本編でのメアルートは、頑なに洋と恋仲になることを拒む夢を攻略する道を選ばずに、メアに流れて成立した関係でしたね。それは、ダメ人間であるダディの大河とダメ人間フェチのレンのような関係。メアが星神であろうが、夢さんの幼女形態であろうが、メアを好きになったことだけは事実。あまのじゃく性質なメアは洋にきゅんきゅんしながらもツンツンし結局は素直になっちゃう関係を気づいていく。流石は夢さん幼女形態を引き継いでいるだけあって、洋くんにお姉さんぶりたいお年頃で、いつでも主導権を握って洋を甘えさせてあげることに本質的な喜びを見いだしていた。周囲はそんな微笑ましい二人の関係を見て、暖かい言葉で洋にロリコンという言葉をかけてくれます。

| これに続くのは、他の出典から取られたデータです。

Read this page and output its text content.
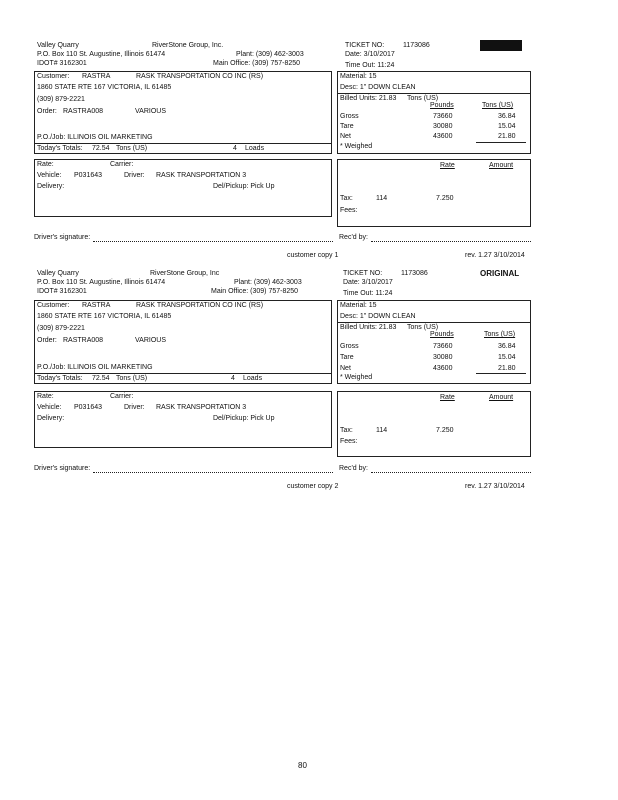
Valley Quarry	RiverStone Group, Inc.
P.O. Box 110 St. Augustine, Illinois 61474	Plant: (309) 462-3003
IDOT# 3162301	Main Office: (309) 757-8250
TICKET NO:	1173086
Date: 3/10/2017
Time Out: 11:24
Customer: RASTRA	RASK TRANSPORTATION CO INC (RS)
1860 STATE RTE 167 VICTORIA, IL 61485
(309) 879-2221
Order: RASTRA008	VARIOUS
P.O./Job: ILLINOIS OIL MARKETING
Today's Totals: 72.54 Tons (US)	4 Loads
Material: 15
Desc: 1" DOWN CLEAN
Billed Units: 21.83 Tons (US)
Pounds	Tons (US)
Gross	73660	36.84
Tare	30080	15.04
Net	43600	21.80
* Weighed
Rate:	Carrier:
Vehicle: P031643	Driver: RASK TRANSPORTATION 3
Delivery:	Del/Pickup: Pick Up
Rate	Amount
Tax:	114	7.250
Fees:
Driver's signature:	Rec'd by:
customer copy 1	rev. 1.27 3/10/2014
Valley Quarry	RiverStone Group, Inc
P.O. Box 110 St. Augustine, Illinois 61474	Plant: (309) 462-3003
IDOT# 3162301	Main Office: (309) 757-8250
TICKET NO:	1173086	ORIGINAL
Date: 3/10/2017
Time Out: 11:24
Customer: RASTRA	RASK TRANSPORTATION CO INC (RS)
1860 STATE RTE 167 VICTORIA, IL 61485
(309) 879-2221
Order: RASTRA008	VARIOUS
P.O./Job: ILLINOIS OIL MARKETING
Today's Totals: 72.54 Tons (US)	4 Loads
Material: 15
Desc: 1" DOWN CLEAN
Billed Units: 21.83 Tons (US)
Pounds	Tons (US)
Gross	73660	36.84
Tare	30080	15.04
Net	43600	21.80
* Weighed
Rate:	Carrier:
Vehicle: P031643	Driver: RASK TRANSPORTATION 3
Delivery:	Del/Pickup: Pick Up
Rate	Amount
Tax:	114	7.250
Fees:
Driver's signature:	Rec'd by:
customer copy 2	rev. 1.27 3/10/2014
80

ついでに大河とレンの関係にもロリコンという言葉をかけてくれます。異種間性交も炉利形態もなんのそので交流を重ねる洋とメアでしたが、一体夢さんとの関係はどうなったのでしょう?洋から忘れられたいと願っていた夢さん、洋と再会したけど未来への約束を怖れていた夢さん、だからこそ洋の想いに応えられなかった夢さん。しっかし、洋は普通にお見舞いに行ってますよ?しかも洋の為に頑張るメアに感化され洋のことを好きといってくれます(本人はあくまで友達として言い張りますが)。整理すると、夢さんの譲れない一線を崩そうとしなかったのがメアルートなので、夢さんは病気が治らないままだけど洋とは恋人一歩手前の状態で交友関係を結んでいるっぽいね。正史の方の夢さんルートで娘となった芽愛が平行世界として侵食してくる描写も入るし。こうして夢さんとの良好な?関係を気づきながら、メアは洋くんに何でもしてあげたいと願い、それが家族だとハッピーエンド!!